N’DJAMENA, 6 May 2006 — Chad’s oil output could more than double in five years as new fields developed by a US-led consortium come on stream and other projects with Canadian, South African and Taiwanese partners bear fruit, the oil minister said yesterday.
“In the next five years, I think we could reach 400,000 barrels per day if all the projects proceed successfully,” Mahamat Nasser Hassane told Reuters in an interview. Chad, which began pumping crude in 2003, produces 160,000-170,000 bpd.
The Central African country held a one-sided presidential election on Wednesday, and is almost certain to re-elect President Idriss Deby for a third five-year term.
The election went ahead despite an opposition boycott and a threat by rebels to disrupt voting, but journalists and diplomats reported a visibly low turnout.

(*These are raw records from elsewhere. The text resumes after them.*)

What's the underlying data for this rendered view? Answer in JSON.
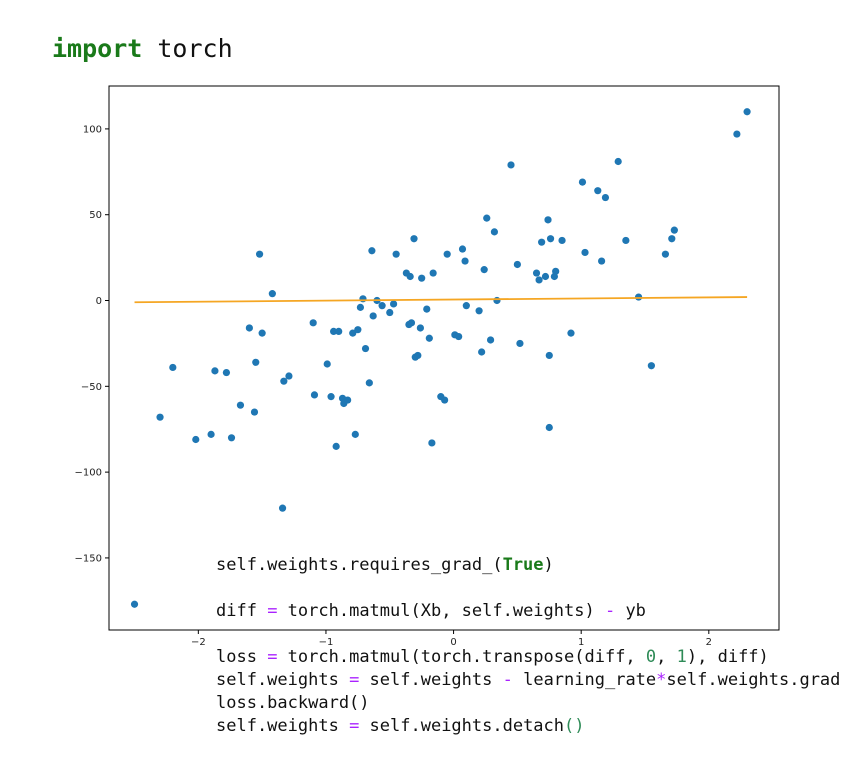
{
  "header": {
    "keyword": "import",
    "module": " torch"
  },
  "code_top": [
    [
      "self.weights.requires_grad_(",
      "True",
      ")"
    ],
    [
      "diff ",
      "=",
      " torch.matmul(Xb, self.weights) ",
      "-",
      " yb"
    ],
    [
      "loss ",
      "=",
      " torch.matmul(torch.transpose(diff, ",
      "0",
      ", ",
      "1",
      "), diff)"
    ],
    [
      "loss.backward()"
    ]
  ],
  "code_bottom": [
    [
      "self.weights ",
      "=",
      " self.weights ",
      "-",
      " learning_rate",
      "*",
      "self.weights.grad"
    ],
    [
      "self.weights ",
      "=",
      " self.weights.detach",
      "(",
      ")"
    ]
  ],
  "chart_data": {
    "type": "scatter",
    "title": "",
    "xlabel": "",
    "ylabel": "",
    "xlim": [
      -2.7,
      2.55
    ],
    "ylim": [
      -192,
      125
    ],
    "x_ticks": [
      -2,
      -1,
      0,
      1,
      2
    ],
    "y_ticks": [
      -150,
      -100,
      -50,
      0,
      50,
      100
    ],
    "grid": false,
    "colors": {
      "points": "#1f77b4",
      "line": "#f5a623"
    },
    "series": [
      {
        "values": [
          [
            -2.5,
            -177
          ],
          [
            -2.3,
            -68
          ],
          [
            -2.2,
            -39
          ],
          [
            -2.02,
            -81
          ],
          [
            -1.9,
            -78
          ],
          [
            -1.87,
            -41
          ],
          [
            -1.78,
            -42
          ],
          [
            -1.74,
            -80
          ],
          [
            -1.67,
            -61
          ],
          [
            -1.6,
            -16
          ],
          [
            -1.56,
            -65
          ],
          [
            -1.55,
            -36
          ],
          [
            -1.52,
            27
          ],
          [
            -1.5,
            -19
          ],
          [
            -1.42,
            4
          ],
          [
            -1.34,
            -121
          ],
          [
            -1.33,
            -47
          ],
          [
            -1.29,
            -44
          ],
          [
            -1.1,
            -13
          ],
          [
            -1.09,
            -55
          ],
          [
            -0.99,
            -37
          ],
          [
            -0.96,
            -56
          ],
          [
            -0.94,
            -18
          ],
          [
            -0.92,
            -85
          ],
          [
            -0.9,
            -18
          ],
          [
            -0.87,
            -57
          ],
          [
            -0.86,
            -60
          ],
          [
            -0.83,
            -58
          ],
          [
            -0.79,
            -19
          ],
          [
            -0.77,
            -78
          ],
          [
            -0.75,
            -17
          ],
          [
            -0.73,
            -4
          ],
          [
            -0.71,
            1
          ],
          [
            -0.69,
            -28
          ],
          [
            -0.66,
            -48
          ],
          [
            -0.64,
            29
          ],
          [
            -0.63,
            -9
          ],
          [
            -0.6,
            0
          ],
          [
            -0.56,
            -3
          ],
          [
            -0.5,
            -7
          ],
          [
            -0.47,
            -2
          ],
          [
            -0.45,
            27
          ],
          [
            -0.37,
            16
          ],
          [
            -0.35,
            -14
          ],
          [
            -0.34,
            14
          ],
          [
            -0.33,
            -13
          ],
          [
            -0.31,
            36
          ],
          [
            -0.3,
            -33
          ],
          [
            -0.28,
            -32
          ],
          [
            -0.26,
            -16
          ],
          [
            -0.25,
            13
          ],
          [
            -0.21,
            -5
          ],
          [
            -0.19,
            -22
          ],
          [
            -0.17,
            -83
          ],
          [
            -0.16,
            16
          ],
          [
            -0.1,
            -56
          ],
          [
            -0.07,
            -58
          ],
          [
            -0.05,
            27
          ],
          [
            0.01,
            -20
          ],
          [
            0.04,
            -21
          ],
          [
            0.07,
            30
          ],
          [
            0.09,
            23
          ],
          [
            0.1,
            -3
          ],
          [
            0.2,
            -6
          ],
          [
            0.22,
            -30
          ],
          [
            0.24,
            18
          ],
          [
            0.26,
            48
          ],
          [
            0.29,
            -23
          ],
          [
            0.32,
            40
          ],
          [
            0.34,
            0
          ],
          [
            0.45,
            79
          ],
          [
            0.5,
            21
          ],
          [
            0.52,
            -25
          ],
          [
            0.65,
            16
          ],
          [
            0.67,
            12
          ],
          [
            0.69,
            34
          ],
          [
            0.72,
            14
          ],
          [
            0.74,
            47
          ],
          [
            0.75,
            -32
          ],
          [
            0.75,
            -74
          ],
          [
            0.76,
            36
          ],
          [
            0.79,
            14
          ],
          [
            0.8,
            17
          ],
          [
            0.85,
            35
          ],
          [
            0.92,
            -19
          ],
          [
            1.01,
            69
          ],
          [
            1.03,
            28
          ],
          [
            1.13,
            64
          ],
          [
            1.16,
            23
          ],
          [
            1.19,
            60
          ],
          [
            1.29,
            81
          ],
          [
            1.35,
            35
          ],
          [
            1.45,
            2
          ],
          [
            1.55,
            -38
          ],
          [
            1.66,
            27
          ],
          [
            1.71,
            36
          ],
          [
            1.73,
            41
          ],
          [
            2.22,
            97
          ],
          [
            2.3,
            110
          ]
        ]
      }
    ],
    "fit_line": [
      [
        -2.5,
        -1
      ],
      [
        2.3,
        2
      ]
    ]
  }
}
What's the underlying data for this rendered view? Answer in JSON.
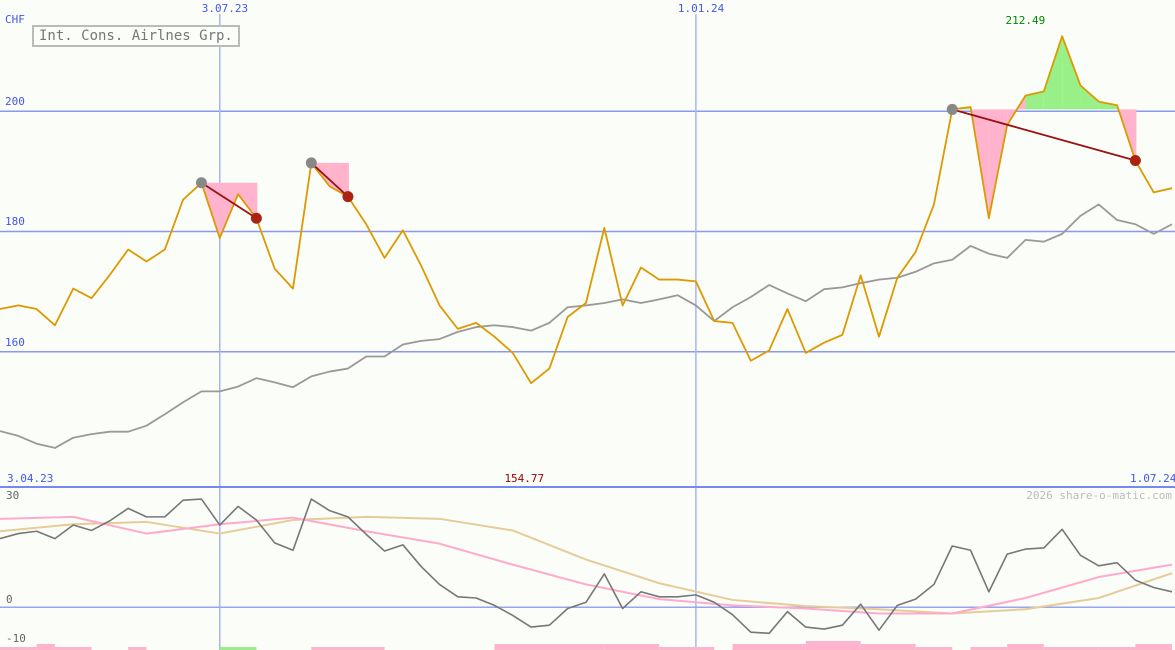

Deby’s government, which accuses neighboring oil producer Sudan of backing the rebels, has been embroiled this year in a dispute with the World Bank over the use of oil revenues, but an agreement reached last week headed off a government threat to halt oil production.
Hassane said a consortium headed by US oil major ExxonMobil, which operates a 250,000 bpd capacity pipeline carrying crude from landlocked Chad to the Cameroon coast, was developing and exploring several new concessions in the Doba, Doseo and Lake Chad basins.
These could all add potential new production of between 20,000 and 40,000 bpd each, he said. “We think that the consortium, with all these new small fields, will quickly fill the pipeline (to its 250,000 bpd capacity) between now and mid-2007,” Hassane said.
In addition, he said Chad had signed exploration concessions with Canada’s EnCana and the South African office of Toronto-listed Energem Resources Inc.
Most recently Hassane said Chad had signed an exploration and development deal in January with Taiwan’s state-run Chinese Petroleum Corp. “Our strategy is to maximize our oil income,” said Hassane, an oil geologist, who added that the government planned to create a national oil company this year.
Oil revenues account for 87 percent of government revenues in Chad, one of the world’s poorest countries.
“Imagine what it will mean if we get to 400,000 bpd,” Hassane said.
The ExxonMobil-led consortium, which includes Chevron and Malaysia’s Petronas and already operates five fields in the Doba basin, received concessions last December for three new fields - M’Biku, Belanga and Mangara.